L’humour impassible que Rezaian a clairement négocié au cours de sa vie a survécu, même s’il a été testé jusqu’à ses limites. Il est incroyablement décontracté avec les responsables des pasdarans, compte tenu des enjeux. « Lequel d’entre vous, les génies, a inventé cela ? », demande-t-il, quand ils suggèrent que son mariage a été orchestré par la CIA et le MI6. À un moment donné, avec ses interrogateurs l'incitant bizarrement à chanter, il répond : « OK, mais vous devez vous lever ». Ils se lèvent tous, et il déchire avec « The Star-Spangled Banner », avant de leur dire que c'est l’hymne national américain et, que par conséquent, ils viennent de commettre une trahison.
Rezaian résiste à la tentation d'avouer être un espion, ce qui, selon les dires, serait le prix à payer pour sa libération immédiate. Au lieu de cela, il est honnête à propos de son travail. Oui, il essayait de brosser un portrait plus précis de l’Iran pour les lecteurs américains, de le leur rendre intelligible, de l’humaniser. Incapable de lui imposer quoi que ce soit de plus sinistre, les pasdarans décident que son délit est d'avoir encouragé un rapprochement entre les deux cultures.
Cela peut sembler étrange, en particulier étant donné qu'au même moment, les dirigeants iraniens et américains menaient des négociations avec des objectifs similaires. Mais l'Iran est politiquement divisé, avec des centres de pouvoir rivaux. Le débat interne sur son orientation vers le monde extérieur est intense et ce que font les réformistes peut être contredit par les actes des extrémistes, à plus forte raison même lorsque les premiers semblent être en position de force. C’était là l’essence même du problème de Rezaian : la timide ouverture qui a suivi l’élection de Hassan Rouhani à la présidence a été perçue comme une menace par les pasdarans et il en a subi les conséquences.

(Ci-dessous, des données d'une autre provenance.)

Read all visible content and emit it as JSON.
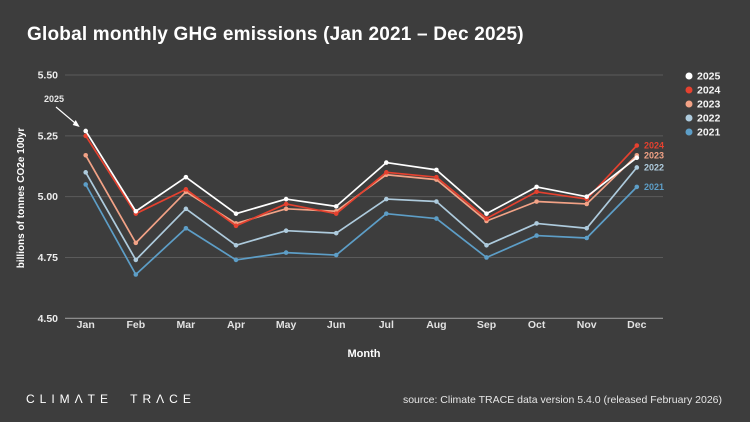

« Prisonnier » aborde cette politique complexe, mais il s’agit avant tout d’une histoire personnelle, racontée avec une franchise admirable, et d’un humour qui dissimule parfois la noirceur de l’expérience. Le temps de Rezaian en tant qu’otage l’avait profondément changé, mais il ne s’attardait pas sur l’angoisse mentale qui devait avoir envahi ses journées. Les répercussions psychologiques sont plus évidentes dans les dernières pages du livre, car il décrit la vie après le point culminant de sa libération comme un thriller. « Mon esprit - ma mémoire et mon objectif - est toujours en ruine », dit-il. Il est confus dans la foule et n’aime pas parler au téléphone. Il a d'étranges maux de tête et hurle dans son sommeil. Pour couronner le tout, l’IRS n’a pas renoncé aux pénalités pour non-déclaration de ses impôts à l’époque de son incarcération. (Les personnes qui l'ont aidé à résoudre ce problème sont remerciées dans la longue section des remerciements, qui est une lecture particulièrement émouvante.)
Le sens absolu est celui d'un reporter imaginatif, d'un farceur, d'un amoureux de la vie et d'un mari dévoué brisé par la roue d'un système vindicatif. L’espoir doit être que Nazanin Zaghari-Ratcliffe et d’autres binationaux encore détenus en Iran parviendront un jour à écrire leurs propres histoires, après avoir, comme Rezaian, retrouvé leurs familles et mis en sécurité.